Following a series of meetings with West College (WestCo) presidents for the past several years and members of the administration and Residential Life (ResLife), the administration has approved the rechristening of Zonker Harris Day, the arts and music festival that takes place in the WestCo courtyard during WesFest each year. Current WestCo presidents Tennesse Mowrey ’14, Isaac Silk ’14, Spencer Burnham ’14, Faith Harding ’14, and Ryan Dias-Toppin ’14 received the okay to return to the festival’s original title this past Tuesday. In its rebirth, the festival will include a community service element.
“The administration wanted us to change some of the preconceptions about the festival,” Silk said. “The plan is to enhance the festival’s image and reach out to all members of the Wesleyan community.
Whaley has met with ResLife and the student leadership of WestCo several times over the past several months.
“I have come to a better understanding of their position with respect to the name of the event,” he wrote in an email to The Argus. “I think that they have also better understood my concerns about some of the very problematic behavior associated with past festivals (when the ZHD moniker was last used). When I met with them this week, we agreed that they would be able to call the event ‘Zonker Harris Day’ this year and that we would all work to prevent unwanted behavior that would jeopardize the future of the event. We will give it a try and hopefully have a successful event!”
The administration’s decision to change the name of the annual music and arts festival in 2008 was met with much controversy from the student body. For the past several years the festival has occurred under the moniker of Ze Who Will Not Be Named Day. Started in the 1970s, the festival was named after a Doonesbury comic character who is a pot-smoking hippy. Although many students continued to refer to the event as Zonker Harris Day over the years, because some of the event’s funding comes from the administration, the event was officially deemed Ze Who Will Not Be Named Day following the administration’s mandate.
Past WestCo presidents have contacted Doonesbury creator Garry Trudeau, first in the late seventies, to inform him of the festival’s existence, and again in 2008 to notify him of the administration’s decision to change the festival’s name.
Last November, Trudeau satirized the administration’s decision to change the name in an effort to rid the festival of its perceived “hippie-drug” image.
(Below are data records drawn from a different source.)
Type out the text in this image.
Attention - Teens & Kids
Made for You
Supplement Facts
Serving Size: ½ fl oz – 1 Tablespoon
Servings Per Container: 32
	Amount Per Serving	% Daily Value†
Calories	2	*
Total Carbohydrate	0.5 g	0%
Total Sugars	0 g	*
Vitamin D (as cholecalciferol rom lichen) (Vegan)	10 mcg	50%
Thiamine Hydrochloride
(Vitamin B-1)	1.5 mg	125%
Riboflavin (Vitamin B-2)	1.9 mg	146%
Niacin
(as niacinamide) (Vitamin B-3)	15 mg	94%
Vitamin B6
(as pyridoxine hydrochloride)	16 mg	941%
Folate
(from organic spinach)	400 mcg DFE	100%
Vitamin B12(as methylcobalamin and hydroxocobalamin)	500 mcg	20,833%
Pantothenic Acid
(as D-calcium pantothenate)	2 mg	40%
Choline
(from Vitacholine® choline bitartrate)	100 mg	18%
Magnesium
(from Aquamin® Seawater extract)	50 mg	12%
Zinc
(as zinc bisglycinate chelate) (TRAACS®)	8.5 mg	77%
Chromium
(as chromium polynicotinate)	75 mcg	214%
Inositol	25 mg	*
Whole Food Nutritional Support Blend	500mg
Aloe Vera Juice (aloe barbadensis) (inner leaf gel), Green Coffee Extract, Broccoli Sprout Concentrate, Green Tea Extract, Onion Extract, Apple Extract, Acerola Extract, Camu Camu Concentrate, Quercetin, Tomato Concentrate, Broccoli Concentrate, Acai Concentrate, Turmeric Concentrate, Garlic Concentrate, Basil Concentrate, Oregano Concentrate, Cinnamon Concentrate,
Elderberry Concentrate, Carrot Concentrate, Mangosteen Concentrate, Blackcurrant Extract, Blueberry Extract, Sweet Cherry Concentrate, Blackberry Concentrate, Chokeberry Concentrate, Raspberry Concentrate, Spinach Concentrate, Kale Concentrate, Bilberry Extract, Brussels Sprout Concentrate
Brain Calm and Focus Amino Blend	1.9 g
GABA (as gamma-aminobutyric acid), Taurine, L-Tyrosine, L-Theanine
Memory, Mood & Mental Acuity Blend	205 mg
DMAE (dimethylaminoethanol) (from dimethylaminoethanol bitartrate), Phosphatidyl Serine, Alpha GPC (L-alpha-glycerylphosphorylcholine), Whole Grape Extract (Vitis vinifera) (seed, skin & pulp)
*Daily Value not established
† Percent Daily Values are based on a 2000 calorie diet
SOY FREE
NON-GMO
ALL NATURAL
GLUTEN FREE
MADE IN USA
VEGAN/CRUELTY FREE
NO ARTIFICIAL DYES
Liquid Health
In the last leg of the themed string of comics, character Zonker Harris decides to “break the ol’fourth wall” and call Roth to ask whether the administration’s issues with the lifestyle Uncle Z espouses can be resolved.
Leading up to this year’s event, which will be on Saturday, April 16 during WesFest, WestCo will be holding bake sales to raise money for some local organizations, potentially Amazing Grace or Green Street.